Boris Podolski

Amerikaans natuurkundige

Boris Jakovlevitsj Podolski (Russisch: Борис Яковлевич Подольский) (Taganrog, 29 juni 1896Cincinnati, 28 november 1966) was een Amerikaans natuurkundige van Russische afkomst die bekend werd door zijn werk aan de EPR-paradox met Albert Einstein en Nathan Rosen.

Biografie bewerken

Podolski werd geboren in een arme joods gezin in Taganrog, in wat destijds het Keizerrijk Rusland was. In 1913 verhuisde hij naar de Verenigde Staten. Na het behalen van Bachelor of Science-graad in de elektrotechniek aan de Universiteit van Southern California (USC) in 1918 diende hij in het Amerikaanse leger en was daarna werkzaam bij het Los Angeles Bureau of Power and Light. In 1926 verkreeg hij zijn mastergraad in mathematica aan dezelfde universiteit en twee jaar later promoveerde hij in de theoretische natuurkunde (onder Paul Epstein) aan Caltech.

Met een studiebeurs spendeerde Podolski een jaar bij de Universiteit van Californië, Berkeley, gevolgd door een jaar bij de Universiteit van Leipzig. In 1930 keerde hij terug naar Caltech, bij Richard Tolman. Vervolgens ging hij naar het Oekraïense Instituut van Fysica en Technologie (Charkov, USSR) waar hij met Vladimir Fock, Paul Dirac (die daar op bezoek was), Lev Landau en anderen samenwerkte op het gebied van de kwantumelektrodynamica. In 1933 was hij terug in de Verenigde Staten aan het Institute for Advanced Study in Princeton. Twee jaar daarna, in 1935, nam hij een positie aan als hoogleraar wiskundige natuurkunde aan de Universiteit van Cincinnati.
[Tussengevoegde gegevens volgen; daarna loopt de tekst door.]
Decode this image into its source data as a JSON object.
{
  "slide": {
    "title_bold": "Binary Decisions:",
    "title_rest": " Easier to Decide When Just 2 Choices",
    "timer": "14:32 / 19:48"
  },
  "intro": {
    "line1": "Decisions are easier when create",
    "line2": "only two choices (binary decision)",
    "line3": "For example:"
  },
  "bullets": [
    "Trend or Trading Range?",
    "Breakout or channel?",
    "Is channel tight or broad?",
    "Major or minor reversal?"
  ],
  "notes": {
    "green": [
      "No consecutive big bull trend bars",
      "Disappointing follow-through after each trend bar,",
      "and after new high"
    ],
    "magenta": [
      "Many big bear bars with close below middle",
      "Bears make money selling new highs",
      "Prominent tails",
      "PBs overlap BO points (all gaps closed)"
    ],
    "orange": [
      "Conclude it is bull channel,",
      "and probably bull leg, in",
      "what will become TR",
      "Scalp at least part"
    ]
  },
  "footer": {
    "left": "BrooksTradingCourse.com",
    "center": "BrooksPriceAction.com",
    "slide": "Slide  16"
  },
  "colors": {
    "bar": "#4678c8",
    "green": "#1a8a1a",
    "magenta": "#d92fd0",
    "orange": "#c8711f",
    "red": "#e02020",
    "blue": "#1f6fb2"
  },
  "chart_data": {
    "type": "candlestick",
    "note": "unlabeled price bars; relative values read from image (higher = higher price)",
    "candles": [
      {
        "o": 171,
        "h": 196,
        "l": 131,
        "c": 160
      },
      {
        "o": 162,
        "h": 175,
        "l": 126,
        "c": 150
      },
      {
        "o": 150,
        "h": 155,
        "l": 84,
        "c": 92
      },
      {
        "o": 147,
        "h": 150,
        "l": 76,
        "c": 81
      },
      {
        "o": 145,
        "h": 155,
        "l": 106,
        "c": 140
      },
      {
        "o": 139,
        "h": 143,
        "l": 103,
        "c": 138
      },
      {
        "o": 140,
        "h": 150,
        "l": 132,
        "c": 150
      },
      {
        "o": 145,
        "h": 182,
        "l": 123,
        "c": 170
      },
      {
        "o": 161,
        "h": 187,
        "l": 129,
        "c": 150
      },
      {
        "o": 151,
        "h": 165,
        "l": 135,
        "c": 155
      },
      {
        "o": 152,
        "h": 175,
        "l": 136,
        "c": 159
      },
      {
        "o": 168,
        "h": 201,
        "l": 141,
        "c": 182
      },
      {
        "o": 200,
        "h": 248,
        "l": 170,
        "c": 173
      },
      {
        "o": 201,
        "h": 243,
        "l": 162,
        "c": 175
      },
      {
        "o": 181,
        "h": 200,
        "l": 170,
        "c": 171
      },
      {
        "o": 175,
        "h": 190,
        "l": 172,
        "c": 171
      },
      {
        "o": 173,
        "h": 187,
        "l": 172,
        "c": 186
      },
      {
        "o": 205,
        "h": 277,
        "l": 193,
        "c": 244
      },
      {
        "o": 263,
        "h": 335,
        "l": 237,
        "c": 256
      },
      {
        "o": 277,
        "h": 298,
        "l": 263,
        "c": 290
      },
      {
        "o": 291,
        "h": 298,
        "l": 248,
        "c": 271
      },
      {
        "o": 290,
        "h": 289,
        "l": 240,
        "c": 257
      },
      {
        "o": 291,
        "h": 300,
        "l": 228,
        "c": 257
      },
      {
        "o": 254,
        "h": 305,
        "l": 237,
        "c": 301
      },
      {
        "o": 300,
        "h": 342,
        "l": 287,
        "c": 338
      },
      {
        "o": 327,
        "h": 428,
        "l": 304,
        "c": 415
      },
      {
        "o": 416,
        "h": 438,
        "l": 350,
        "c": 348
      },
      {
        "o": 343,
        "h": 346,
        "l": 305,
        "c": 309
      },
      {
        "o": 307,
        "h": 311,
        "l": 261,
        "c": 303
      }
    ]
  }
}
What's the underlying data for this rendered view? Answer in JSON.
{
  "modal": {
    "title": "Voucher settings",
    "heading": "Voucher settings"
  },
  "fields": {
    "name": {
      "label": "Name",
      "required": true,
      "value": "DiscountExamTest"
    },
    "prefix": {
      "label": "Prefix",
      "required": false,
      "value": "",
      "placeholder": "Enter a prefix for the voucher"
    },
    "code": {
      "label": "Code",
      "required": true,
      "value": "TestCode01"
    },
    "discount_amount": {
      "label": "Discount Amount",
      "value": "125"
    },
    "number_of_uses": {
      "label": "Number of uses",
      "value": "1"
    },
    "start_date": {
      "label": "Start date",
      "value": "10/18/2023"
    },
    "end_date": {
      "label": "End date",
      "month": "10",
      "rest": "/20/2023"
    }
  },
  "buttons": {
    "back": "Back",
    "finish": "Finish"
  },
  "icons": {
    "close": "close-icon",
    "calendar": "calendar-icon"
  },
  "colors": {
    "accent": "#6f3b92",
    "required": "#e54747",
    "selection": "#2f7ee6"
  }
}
In 1961 stapte hij over naar de Xavier-universiteit in Cincinnati, waar hij tot aan zijn overlijden in 1966 werkzaam was.

Werk bewerken

Samen met Einstein en Rosen bedacht Podolski in 1935 het EPR-paradox, een gedachtenexperiment dat aanvankelijk weinig aandacht kreeg maar later van grote betekenis werd in de discussie over de grondbeginselen van de kwantummechanica. Dit beroemde artikel, dat in Physical Review[1] verscheen onder de titel “Kan de kwantummechanische beschrijving van de natuurlijke werkelijkheid als compleet worden beschouwd?”, stimuleerde het debat over de interpretatie van de kwantummechanica. In het artikel probeerden ze aan te tonen dat kwantummechanica geen complete fysische theorie is.